Das ist also der Film, mit dem Daniel Day-Lewis seine Schauspielerkarriere beenden will. Sagt in Interviews der am 29. April 1957 in London geborene, inzwischen zum irischen Staatsbürger gewordene hochgelobte Schauspieler. Er vertieft sich oft für Ewigkeiten in seine Rollen. Er war schon immer sehr wählerisch. Er legte deshalb immer wieder lange Pausen zwischen den Filmen ein, in denen er sich aus dem Filmgeschäft zurückzog. Entsprechend schmal ist seine Filmographie. Die IMDB listet gerade einmal dreißig Filmauftritte auf. Sie ist allerdings auch ungewöhnlich hochkarätig. Zu seinen Filmen gehören „Mein wunderbarer Waschsalon“, „Zimmer mit Aussicht“, „Mein linker Fuß“, „Der letzte Mohikaner“, „Im Namen des Vaters“, „Gangs of New York“ und „Lincoln“. Mit Paul Thomas Anderson, dem Regisseur von „Der seidene Faden“, arbetete er bereits 2007 in „There will be Blood“ zusammen. Für sein Porträt eines skrupellosen Öl-Magnaten erhielt er seinen zweiten Oscar als bester Hauptdarsteller.
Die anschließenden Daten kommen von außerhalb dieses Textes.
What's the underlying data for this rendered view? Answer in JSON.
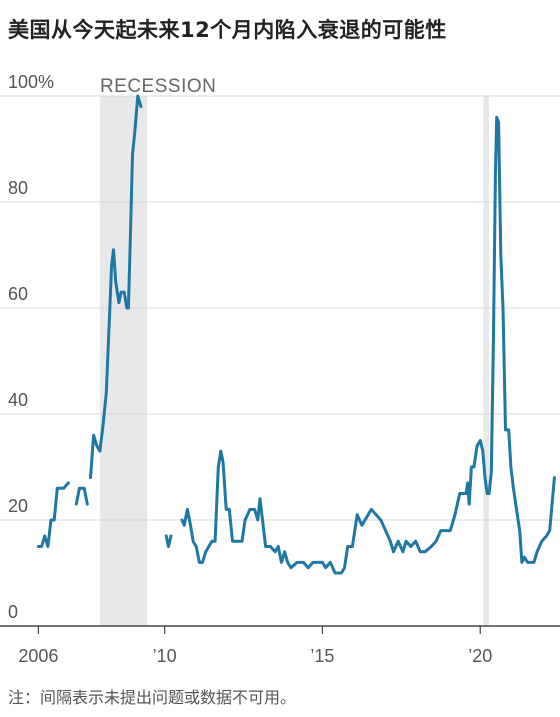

Er erhielt insgesamt drei Oscars und gewann weitere 140 Filmpreise, unter anderem zwei Golden Globes und vier Baftas.
Wenn die diesjährigen Preisverleihungen abgeschlossen sind, dürfte Day-Lewis, der selbstverständlich für „Der seidene Faden“ das Schneiderhandwerk erlernte, für sein Porträt des Modemachers Reynolds Woodcock einige weitere Trophäen erhalten haben.
Woodcock ist im London der fünfziger Jahre ein Schneider für die High Society. Er und seine Schwester Cyril (Lesley Manville) leben in einem für die Londoner Couturier-Szene typischen kleinem Modehaus in Mayfair. Es ist gleichzeitig Wohn- und Arbeitshaus und Produktionsstätte. Sie leben dort in einem von der Welt abgeschotteten Welt. Sie führt die Geschäfte, organisiert das tägliche Leben und achtet darauf, dass ihr Bruder die von ihm gewünschten Bedingungen für seine Kreativität hat. Sie achtet darauf, dass alle seine Regeln penibel eingehalten und seine Schrullen klaglos toleriert werden. So verlangt er beim Frühstück absolute Ruhe. Nur so kann er sich auf seinen Tag einstimmen und kreativ sein. Für Fremde ist das tägliche gemeinsame Frühstück eine Tortur, die in einem Mikrokosmos die Welt des „House of Woodcock“ zeigt.
Als Woodcock einen Wochenendauflug in ihr Landhaus Owlpen Manor unternimmt, trifft er in einem Fischerdorf in einem Restaurant die junge, etwas unbeholfene Kellnerin Alma (Vicky Krieps). Er ist von ihr fasziniert, lädt sie für den Abend ein, verführt sie (was angesichts seiner gesellschaftlichen Stellung leicht ist) und erwählt sie zu seiner neuen Muse.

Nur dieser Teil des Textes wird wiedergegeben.